What kind of normal user behavior does the system learn in being able to identify exceptions?
We take information from the EHR record and from the patient record, then weave it together with access logs, metadata, and a lot of other information that allows us to understand the second-by-second pattern of every single user in the electronic health record. By doing this, we can detect threats that go outside the traditional rule-based paradigms.
It’s never just one thing. It’s usually an entire constellation of things. The types of patients they’re treating, the types of actions they’re taking, the manner in which they’re moving through the medical record, and the amount of time they’re spending in it. Everything from the very simple to the extraordinarily complex.
With a big data platform that uses some of the best in machine learning and artificial intelligence and a lot of the advances that have come out there recently, we’ve built this ensemble anomaly detection system that incorporates a lot of different perspectives. Not just a single type of scenario, but a lot of different ones. We’re able to find everything from the simple types of threats, such as co-workers or family members looking at each other, all the way to extremely complex threats that we wouldn’t really have a name for, but as soon as you see it, you realize this is extraordinarily bad. The type of actor who might during the day have appropriate access to a certain department, but in the evening, on a particular workstation, or when looking up a particular subset of patients, their actions are inappropriate. It’s a subtle difference that won’t be caught by more basic analytics.
What kind of integration is required to put together the package of information that allows you to make that detection?
Our team has a lot of experience in the big data space, data integration, and doing this type of at-scale analysis. We’re investing heavily in our ability to do data integration easily. What we ended up building was a platform that could ingest data from any number of sources and be source agnostic, both in the number of sources as well as type of source. We then can push everything up to a more universal data schema and analyze from that layer. That way we avoid a lot of the laborious integration that often happens with other systems. There have been a lot of advances in technology that have allowed us to look at the data more from a first principle standpoint and then figure out exactly the elements that we need on a dynamic basis, instead of a highly manual and specified basis.
Do you have any final thoughts?
Healthcare is fundamentally facing a crisis in trust in our systems. We’re increasing the amount of data we collect. We’re increasing the analytics that we’re performing. We’re increasing interoperability. We need all these things to deliver the promise of better care, better patient satisfaction, and decreased cost. In no way do we want to stand in the way of all of this great data-sharing.

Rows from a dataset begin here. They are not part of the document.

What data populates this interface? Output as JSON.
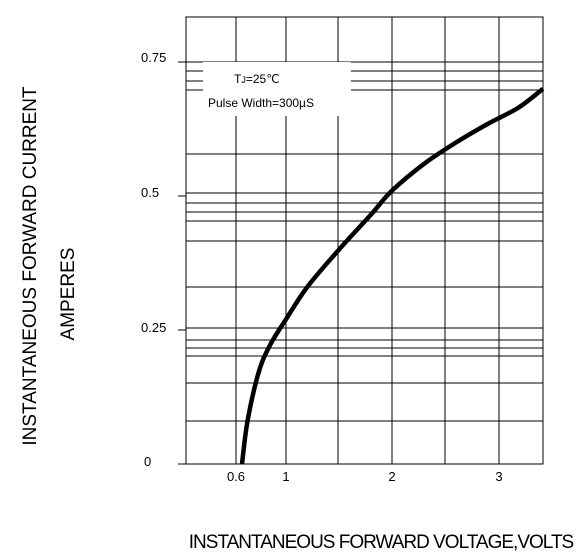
{
  "chart_data": {
    "type": "line",
    "xlabel": "INSTANTANEOUS FORWARD VOLTAGE,VOLTS",
    "ylabel_lines": [
      "INSTANTANEOUS FORWARD CURRENT",
      "AMPERES"
    ],
    "x_ticks": [
      "0.6",
      "1",
      "2",
      "3"
    ],
    "y_ticks": [
      "0",
      "0.25",
      "0.5",
      "0.75"
    ],
    "y_tick_values": [
      0,
      0.25,
      0.5,
      0.75
    ],
    "ylim": [
      0,
      0.75
    ],
    "annotation": {
      "tj_prefix": "T",
      "tj_sub": "J",
      "tj_value": "=25℃",
      "pulse": "Pulse Width=300µS"
    },
    "grid": true,
    "series": [
      {
        "x": [
          0.6,
          0.65,
          0.75,
          0.85,
          1.0,
          1.2,
          1.5,
          1.8,
          2.0,
          2.3,
          2.6,
          2.9,
          3.2,
          3.45
        ],
        "y": [
          0.0,
          0.08,
          0.17,
          0.22,
          0.27,
          0.33,
          0.4,
          0.465,
          0.51,
          0.56,
          0.6,
          0.635,
          0.665,
          0.7
        ]
      }
    ]
  }
}
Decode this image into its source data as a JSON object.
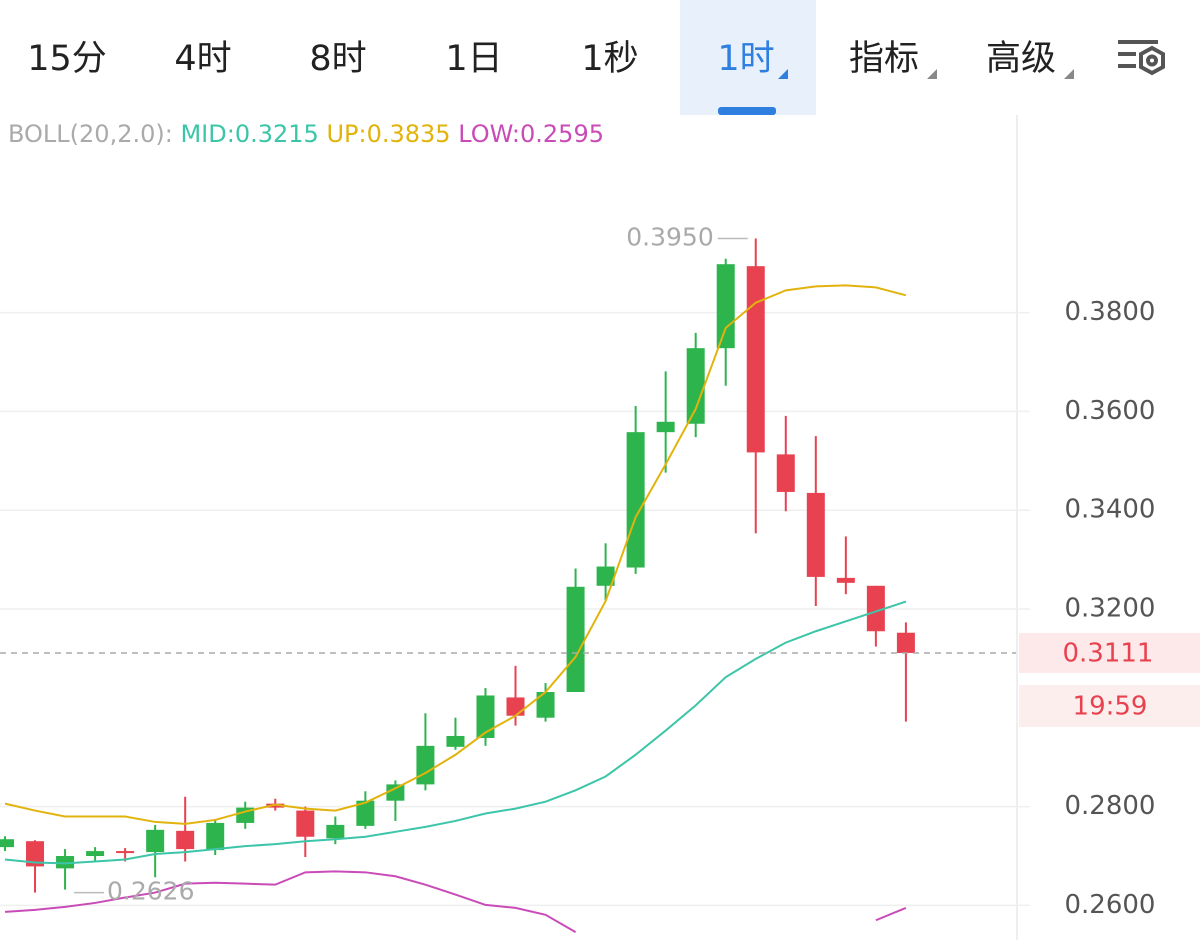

Simultaneously, if we can’t build that trust in the system, if we can’t establish a new paradigm for how we’re going to protect all this data and make sure people are accessing data appropriately, then we’re going to lose all of these benefits in the long run.
As both privacy and security wonks as well as data scientists, we’re really excited here at Protenus about being able to push forward those advances in data science when it comes to privacy and security, just as they’re being pushed forward in improving patient care. I think that’s a big trend that we’re seeing and something we’re very hopeful about.
While we think that in the immediate future things are probably going to get a little bit worse, in the long run, we’re going to have a much better system. Maybe even better than those in other industries, because healthcare is going to be tackling the hard problems first.